Vortexlike turbulent structures in hot-ion mode plasmas with several keV are observed in the case with a radially produced weak shear of electric fields E(r). However, a strong E(r) shear formation due to a high ion-confining potential phi(c) production clears up these vortices together with plasma-confinement improvement and disappearance of both drift-wave and turbulencelike Fourier spectral signals. These findings are based on three-time progress in phi(c) in comparison to phi(c) attained 1992-2002. The significant advance of phi(c) is well extended in line with proposed potential-formation physics scalings.

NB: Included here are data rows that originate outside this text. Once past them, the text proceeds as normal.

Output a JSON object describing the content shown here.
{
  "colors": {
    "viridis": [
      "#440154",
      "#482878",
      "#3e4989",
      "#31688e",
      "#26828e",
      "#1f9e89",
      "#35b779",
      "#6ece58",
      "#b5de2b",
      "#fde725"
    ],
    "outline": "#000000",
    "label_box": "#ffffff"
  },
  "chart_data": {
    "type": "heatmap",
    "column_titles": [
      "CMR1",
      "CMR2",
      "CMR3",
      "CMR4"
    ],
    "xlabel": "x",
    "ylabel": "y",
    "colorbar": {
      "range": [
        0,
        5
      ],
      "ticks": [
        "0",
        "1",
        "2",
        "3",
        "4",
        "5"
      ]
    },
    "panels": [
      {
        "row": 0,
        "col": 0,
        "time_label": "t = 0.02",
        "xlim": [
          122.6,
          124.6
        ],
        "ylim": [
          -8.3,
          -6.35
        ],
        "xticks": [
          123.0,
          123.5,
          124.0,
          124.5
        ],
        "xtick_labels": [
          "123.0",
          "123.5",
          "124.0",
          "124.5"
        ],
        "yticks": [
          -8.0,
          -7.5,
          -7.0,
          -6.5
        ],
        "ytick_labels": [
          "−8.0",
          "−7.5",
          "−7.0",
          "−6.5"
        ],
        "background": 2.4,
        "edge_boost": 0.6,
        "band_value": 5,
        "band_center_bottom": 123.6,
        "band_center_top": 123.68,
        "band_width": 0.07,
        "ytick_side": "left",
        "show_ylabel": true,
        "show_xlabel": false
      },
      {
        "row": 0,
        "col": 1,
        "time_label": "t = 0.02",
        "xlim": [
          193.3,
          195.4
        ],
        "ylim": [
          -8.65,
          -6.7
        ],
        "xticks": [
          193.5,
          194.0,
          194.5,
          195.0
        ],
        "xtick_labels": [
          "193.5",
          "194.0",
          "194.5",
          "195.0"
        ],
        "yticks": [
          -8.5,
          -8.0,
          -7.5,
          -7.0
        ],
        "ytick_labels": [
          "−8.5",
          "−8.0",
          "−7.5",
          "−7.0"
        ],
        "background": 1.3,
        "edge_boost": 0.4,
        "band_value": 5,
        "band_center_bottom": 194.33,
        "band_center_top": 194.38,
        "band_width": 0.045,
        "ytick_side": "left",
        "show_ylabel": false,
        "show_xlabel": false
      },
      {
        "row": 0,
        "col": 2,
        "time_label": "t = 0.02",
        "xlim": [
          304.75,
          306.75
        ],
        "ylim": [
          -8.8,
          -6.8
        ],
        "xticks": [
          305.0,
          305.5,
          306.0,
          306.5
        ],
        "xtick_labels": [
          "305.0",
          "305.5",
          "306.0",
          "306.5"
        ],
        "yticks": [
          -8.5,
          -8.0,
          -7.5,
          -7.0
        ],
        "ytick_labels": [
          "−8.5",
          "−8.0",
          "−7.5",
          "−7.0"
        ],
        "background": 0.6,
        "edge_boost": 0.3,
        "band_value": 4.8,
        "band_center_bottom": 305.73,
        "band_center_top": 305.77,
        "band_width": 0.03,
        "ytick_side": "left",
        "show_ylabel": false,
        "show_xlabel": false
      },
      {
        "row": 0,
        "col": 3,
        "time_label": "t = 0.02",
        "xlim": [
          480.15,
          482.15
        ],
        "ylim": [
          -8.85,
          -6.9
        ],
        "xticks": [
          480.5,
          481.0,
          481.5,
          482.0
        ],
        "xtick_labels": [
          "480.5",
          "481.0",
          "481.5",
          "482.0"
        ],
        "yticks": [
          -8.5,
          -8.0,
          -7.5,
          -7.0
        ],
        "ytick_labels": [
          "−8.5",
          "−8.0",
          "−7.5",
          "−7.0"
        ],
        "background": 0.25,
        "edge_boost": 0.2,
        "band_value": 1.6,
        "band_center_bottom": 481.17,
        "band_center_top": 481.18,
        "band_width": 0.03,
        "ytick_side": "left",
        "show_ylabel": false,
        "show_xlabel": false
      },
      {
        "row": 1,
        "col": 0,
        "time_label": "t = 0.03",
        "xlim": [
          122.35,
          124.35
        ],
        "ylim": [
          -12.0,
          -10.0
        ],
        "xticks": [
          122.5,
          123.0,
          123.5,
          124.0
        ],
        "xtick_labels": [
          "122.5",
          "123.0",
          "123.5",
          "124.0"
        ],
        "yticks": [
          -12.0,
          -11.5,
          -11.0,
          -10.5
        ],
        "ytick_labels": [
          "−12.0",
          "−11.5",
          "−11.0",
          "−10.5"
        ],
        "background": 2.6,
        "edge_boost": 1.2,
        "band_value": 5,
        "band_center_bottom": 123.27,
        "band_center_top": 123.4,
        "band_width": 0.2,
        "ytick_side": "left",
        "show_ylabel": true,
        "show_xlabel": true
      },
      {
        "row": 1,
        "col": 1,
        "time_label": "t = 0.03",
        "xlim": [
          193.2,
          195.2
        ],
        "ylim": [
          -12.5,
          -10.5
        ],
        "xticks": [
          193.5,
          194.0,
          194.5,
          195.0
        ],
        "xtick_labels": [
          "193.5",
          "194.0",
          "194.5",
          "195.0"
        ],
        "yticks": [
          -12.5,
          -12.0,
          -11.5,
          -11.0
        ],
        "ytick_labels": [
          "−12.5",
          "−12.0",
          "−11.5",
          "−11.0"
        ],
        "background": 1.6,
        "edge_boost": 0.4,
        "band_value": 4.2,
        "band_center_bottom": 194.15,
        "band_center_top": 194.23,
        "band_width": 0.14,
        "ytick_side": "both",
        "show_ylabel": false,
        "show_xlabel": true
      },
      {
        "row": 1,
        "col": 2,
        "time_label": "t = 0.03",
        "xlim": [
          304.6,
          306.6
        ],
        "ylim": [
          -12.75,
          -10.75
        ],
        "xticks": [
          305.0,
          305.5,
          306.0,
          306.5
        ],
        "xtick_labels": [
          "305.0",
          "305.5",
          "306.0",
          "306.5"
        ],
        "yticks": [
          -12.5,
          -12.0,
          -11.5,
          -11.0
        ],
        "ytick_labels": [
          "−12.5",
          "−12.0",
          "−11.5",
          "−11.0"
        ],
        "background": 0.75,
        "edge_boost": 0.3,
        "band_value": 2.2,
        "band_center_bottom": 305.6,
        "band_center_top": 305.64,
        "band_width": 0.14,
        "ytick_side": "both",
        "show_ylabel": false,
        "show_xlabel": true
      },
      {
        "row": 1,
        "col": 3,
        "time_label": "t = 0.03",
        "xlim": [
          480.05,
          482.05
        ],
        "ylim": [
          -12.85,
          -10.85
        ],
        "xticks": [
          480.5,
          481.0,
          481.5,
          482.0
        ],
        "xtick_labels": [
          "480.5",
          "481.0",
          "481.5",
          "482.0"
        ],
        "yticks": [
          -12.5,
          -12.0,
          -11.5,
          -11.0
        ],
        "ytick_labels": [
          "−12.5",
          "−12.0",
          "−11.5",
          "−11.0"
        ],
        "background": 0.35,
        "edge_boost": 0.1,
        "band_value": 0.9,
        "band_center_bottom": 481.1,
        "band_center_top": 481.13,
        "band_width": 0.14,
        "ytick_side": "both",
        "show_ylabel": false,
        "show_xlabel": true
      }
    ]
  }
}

Generalized scaling laws of the formation and effects of plasma-confining potentials for tandem-mirror operations in GAMMA 10.

The main operations from 1979 to 2000 in the GAMMA 10 tandem-mirror, characterized in terms of the high-potential mode having kV-order plasma-confining potentials and the hot-ion mode yielding fusion neutrons with 10-20 keV bulk-ion temperatures, are summarized and generalized as a result of scalings of the formation and the effects of the potentials. The wide validity of potential-formation physics from Cohen's theory and the validity of the generalized Pastukhov's theory for the effects of thermal-barrier potentials on electron confinement are verified and consolidated through electron-energy balance.

Characterization and interpretation of the quantum efficiencies of multilayer semiconductor detectors using a new theory.

On the basis of a new theory of semiconductor X-ray detector response, a new type of multilayer semiconductor detector was designed and developed for convenient energy analyses of intense incident X-ray flux in a cumulative-current mode. Another anticipated useful property of the developed detector is a drastic improvement in high-energy X-ray response ranging over several hundred eV. The formula for the quantum efficiency of multilayer semiconductor detectors and its physical interpretations are proposed and have been successfully verified by synchrotron radiation experiments at the Photon Factory. These detectors are useful for data analyses under strong radiation-field conditions, including fusion-plasma-emitting X-rays and energetic heavy-particle beams, without the use of high-bias applications.